The two bubble teams could wind up restaging the Battle of Virginia. Virginia Tech went 17-12, 6-8 last year, and returns four starters, three of whom were double-digit scorers. They may well jump past their in-state counterpart, as Debbie Ryan’s Virginia squad lost its top three scorers from a 21-11, 8-6 edition. Her five promising freshmen need to grow up in a hurry.
Wake Forest climbed out of its perennial position in the ACC cellar under new coach Mike Peterson last year, and they have no intentions of returning there. If the Lady Deacs are to continue their climb, it will be two seniors who lead the way, 6-2 wing Liz Strunk and 5-7 sharp-shooter Cotelia Bond-Young.
If Georgia Tech is going to make a move into the upper half of the league, this might be a good year to do it. Coach McChelle Joseph returns all five starters and top nine scorers. The down side is that they only won four ACC games last year. 6-3 senior Kasha Terry left the team for personal reasons last year; she’ll provide a huge boost this campaign.

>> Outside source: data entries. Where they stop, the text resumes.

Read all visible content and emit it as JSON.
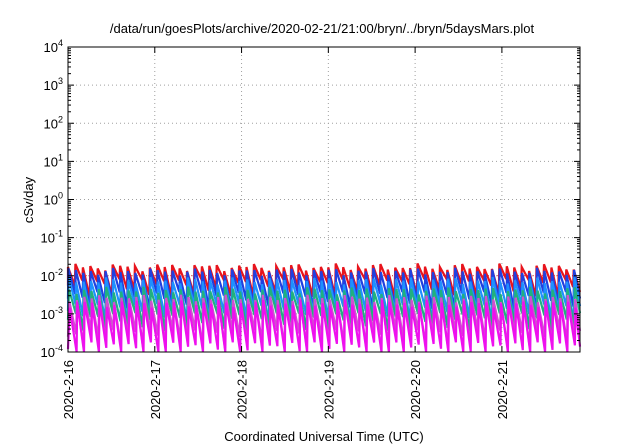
{
  "chart_data": {
    "type": "line",
    "title": "/data/run/goesPlots/archive/2020-02-21/21:00/bryn/../bryn/5daysMars.plot",
    "xlabel": "Coordinated Universal Time (UTC)",
    "ylabel": "cSv/day",
    "yscale": "log",
    "ylim": [
      0.0001,
      10000
    ],
    "xlim_days": [
      0,
      5.9
    ],
    "x_ticks": [
      {
        "label": "2020-2-16",
        "day": 0
      },
      {
        "label": "2020-2-17",
        "day": 1
      },
      {
        "label": "2020-2-18",
        "day": 2
      },
      {
        "label": "2020-2-19",
        "day": 3
      },
      {
        "label": "2020-2-20",
        "day": 4
      },
      {
        "label": "2020-2-21",
        "day": 5
      }
    ],
    "y_ticks": [
      {
        "base": "10",
        "exp": "-4",
        "value": 0.0001
      },
      {
        "base": "10",
        "exp": "-3",
        "value": 0.001
      },
      {
        "base": "10",
        "exp": "-2",
        "value": 0.01
      },
      {
        "base": "10",
        "exp": "-1",
        "value": 0.1
      },
      {
        "base": "10",
        "exp": "0",
        "value": 1
      },
      {
        "base": "10",
        "exp": "1",
        "value": 10
      },
      {
        "base": "10",
        "exp": "2",
        "value": 100
      },
      {
        "base": "10",
        "exp": "3",
        "value": 1000
      },
      {
        "base": "10",
        "exp": "4",
        "value": 10000
      }
    ],
    "grid": true,
    "cycle_days": 0.0857,
    "series": [
      {
        "color": "#e8141c",
        "peak": 0.017,
        "trough": 0.0055,
        "offset": 0.0
      },
      {
        "color": "#2040e0",
        "peak": 0.013,
        "trough": 0.0025,
        "offset": 0.004
      },
      {
        "color": "#1e90ff",
        "peak": 0.0075,
        "trough": 0.0012,
        "offset": 0.008
      },
      {
        "color": "#20b080",
        "peak": 0.0042,
        "trough": 0.0007,
        "offset": 0.012
      },
      {
        "color": "#d050d0",
        "peak": 0.0026,
        "trough": 0.00025,
        "offset": 0.016
      },
      {
        "color": "#ee10ee",
        "peak": 0.0019,
        "trough": 0.00012,
        "offset": 0.02
      }
    ],
    "ref_line": {
      "value": 0.01,
      "color": "#e8141c"
    }
  }
}
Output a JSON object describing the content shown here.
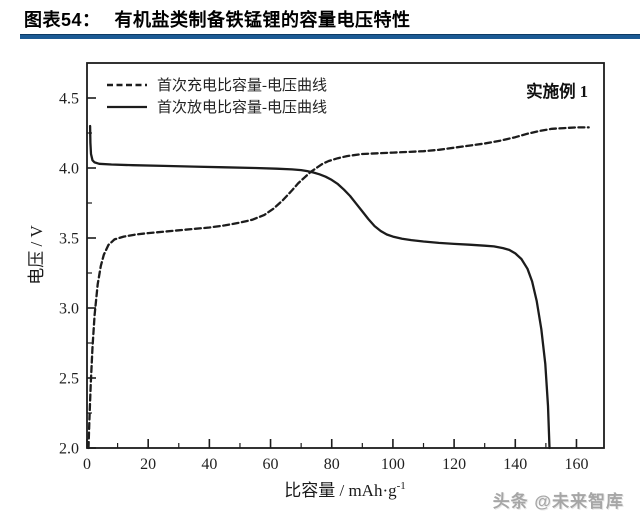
{
  "header": {
    "title_prefix": "图表54：",
    "title": "有机盐类制备铁锰锂的容量电压特性",
    "rule_color": "#1b5a94"
  },
  "watermark": {
    "text": "头条 @未来智库"
  },
  "chart_data": {
    "type": "line",
    "title": "",
    "xlabel_main": "比容量 / mAh·g",
    "xlabel_sup": "-1",
    "ylabel": "电压 / V",
    "annotation": "实施例 1",
    "xlim": [
      0,
      169
    ],
    "ylim": [
      2.0,
      4.75
    ],
    "x_major_ticks": [
      0,
      20,
      40,
      60,
      80,
      100,
      120,
      140,
      160
    ],
    "x_minor_ticks": [
      10,
      30,
      50,
      70,
      90,
      110,
      130,
      150
    ],
    "y_major_ticks": [
      2.0,
      2.5,
      3.0,
      3.5,
      4.0,
      4.5
    ],
    "y_minor_ticks": [
      2.25,
      2.75,
      3.25,
      3.75,
      4.25
    ],
    "grid": false,
    "legend_position": "top-left-inside",
    "line_color": "#1c1c1c",
    "legend": [
      {
        "label": "首次充电比容量-电压曲线",
        "style": "dashed"
      },
      {
        "label": "首次放电比容量-电压曲线",
        "style": "solid"
      }
    ],
    "series": [
      {
        "name": "首次充电比容量-电压曲线",
        "style": "dashed",
        "points": [
          [
            0.5,
            2.0
          ],
          [
            0.8,
            2.2
          ],
          [
            1.2,
            2.45
          ],
          [
            1.8,
            2.72
          ],
          [
            2.5,
            2.95
          ],
          [
            3.5,
            3.17
          ],
          [
            4.5,
            3.3
          ],
          [
            5.5,
            3.38
          ],
          [
            7,
            3.45
          ],
          [
            9,
            3.49
          ],
          [
            12,
            3.51
          ],
          [
            16,
            3.525
          ],
          [
            20,
            3.535
          ],
          [
            25,
            3.545
          ],
          [
            30,
            3.555
          ],
          [
            35,
            3.565
          ],
          [
            40,
            3.575
          ],
          [
            45,
            3.59
          ],
          [
            50,
            3.61
          ],
          [
            54,
            3.63
          ],
          [
            58,
            3.665
          ],
          [
            61,
            3.71
          ],
          [
            64,
            3.77
          ],
          [
            67,
            3.84
          ],
          [
            69,
            3.89
          ],
          [
            71,
            3.93
          ],
          [
            73,
            3.97
          ],
          [
            75,
            4.0
          ],
          [
            77,
            4.03
          ],
          [
            79,
            4.05
          ],
          [
            82,
            4.07
          ],
          [
            85,
            4.085
          ],
          [
            90,
            4.1
          ],
          [
            95,
            4.105
          ],
          [
            100,
            4.11
          ],
          [
            105,
            4.115
          ],
          [
            110,
            4.12
          ],
          [
            115,
            4.13
          ],
          [
            120,
            4.145
          ],
          [
            125,
            4.16
          ],
          [
            130,
            4.175
          ],
          [
            135,
            4.195
          ],
          [
            140,
            4.22
          ],
          [
            144,
            4.245
          ],
          [
            148,
            4.265
          ],
          [
            152,
            4.28
          ],
          [
            156,
            4.285
          ],
          [
            160,
            4.29
          ],
          [
            164,
            4.29
          ]
        ]
      },
      {
        "name": "首次放电比容量-电压曲线",
        "style": "solid",
        "points": [
          [
            1.0,
            4.3
          ],
          [
            1.1,
            4.18
          ],
          [
            1.3,
            4.1
          ],
          [
            1.8,
            4.055
          ],
          [
            2.5,
            4.04
          ],
          [
            4,
            4.03
          ],
          [
            8,
            4.025
          ],
          [
            15,
            4.02
          ],
          [
            25,
            4.015
          ],
          [
            35,
            4.01
          ],
          [
            45,
            4.005
          ],
          [
            55,
            4.0
          ],
          [
            62,
            3.995
          ],
          [
            67,
            3.99
          ],
          [
            70,
            3.985
          ],
          [
            72,
            3.978
          ],
          [
            74,
            3.968
          ],
          [
            76,
            3.955
          ],
          [
            78,
            3.938
          ],
          [
            80,
            3.915
          ],
          [
            82,
            3.885
          ],
          [
            84,
            3.845
          ],
          [
            86,
            3.8
          ],
          [
            88,
            3.745
          ],
          [
            90,
            3.69
          ],
          [
            92,
            3.635
          ],
          [
            94,
            3.585
          ],
          [
            96,
            3.55
          ],
          [
            98,
            3.525
          ],
          [
            100,
            3.51
          ],
          [
            103,
            3.495
          ],
          [
            106,
            3.485
          ],
          [
            110,
            3.475
          ],
          [
            115,
            3.465
          ],
          [
            120,
            3.458
          ],
          [
            125,
            3.452
          ],
          [
            130,
            3.445
          ],
          [
            133,
            3.44
          ],
          [
            136,
            3.428
          ],
          [
            138,
            3.415
          ],
          [
            140,
            3.39
          ],
          [
            142,
            3.35
          ],
          [
            144,
            3.28
          ],
          [
            145.5,
            3.19
          ],
          [
            147,
            3.05
          ],
          [
            148.5,
            2.85
          ],
          [
            149.8,
            2.6
          ],
          [
            150.7,
            2.3
          ],
          [
            151.2,
            2.0
          ]
        ]
      }
    ]
  }
}
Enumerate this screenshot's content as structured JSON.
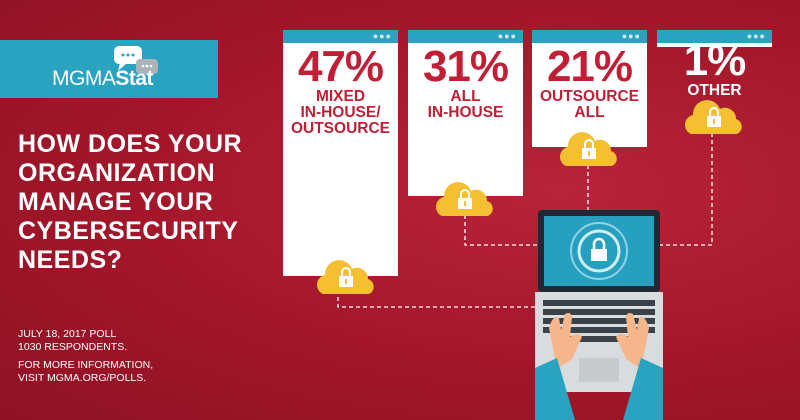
{
  "logo": {
    "text_light": "MGMA",
    "text_bold": "Stat"
  },
  "question": "HOW DOES YOUR ORGANIZATION MANAGE YOUR CYBERSECURITY NEEDS?",
  "footer": {
    "poll": "JULY 18, 2017 POLL",
    "respondents": "1030 RESPONDENTS.",
    "more1": "FOR MORE INFORMATION,",
    "more2": "VISIT MGMA.ORG/POLLS."
  },
  "colors": {
    "background": "#a5172b",
    "accent": "#2aa3c0",
    "text_red": "#c01f36",
    "cloud": "#f5bf32"
  },
  "chart_data": {
    "type": "bar",
    "categories": [
      "MIXED IN-HOUSE/ OUTSOURCE",
      "ALL IN-HOUSE",
      "OUTSOURCE ALL",
      "OTHER"
    ],
    "values": [
      47,
      31,
      21,
      1
    ],
    "value_labels": [
      "47%",
      "31%",
      "21%",
      "1%"
    ],
    "label_lines": [
      [
        "MIXED",
        "IN-HOUSE/",
        "OUTSOURCE"
      ],
      [
        "ALL",
        "IN-HOUSE"
      ],
      [
        "OUTSOURCE",
        "ALL"
      ],
      [
        "OTHER"
      ]
    ],
    "unit": "%"
  },
  "icons": {
    "panel": "window-icon",
    "cloud": "cloud-lock-icon",
    "device": "laptop-lock-icon",
    "hands": "typing-hands"
  }
}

First-year coach Katie Meir inherits a Miami team that went 13-16, 4-10 last season. For them to improve, the ACC’s leading scorer, Tamara James (22.3), will have to get some help, possibly from juco transfer, 6-4 Cara Williams.
Another new coach, Christy McKinney, is going to have her hands full at Clemson. All five starters return, but again, it’s from a 8-20, 2-12 squad. 6-4 senior center Amanda White is the player to watch.
The 2006 ACC Women’s Tournament will be held March 2’–5 at the Greensboro Coliseum. If you call yourself an ACC fanatic, you’ll be there.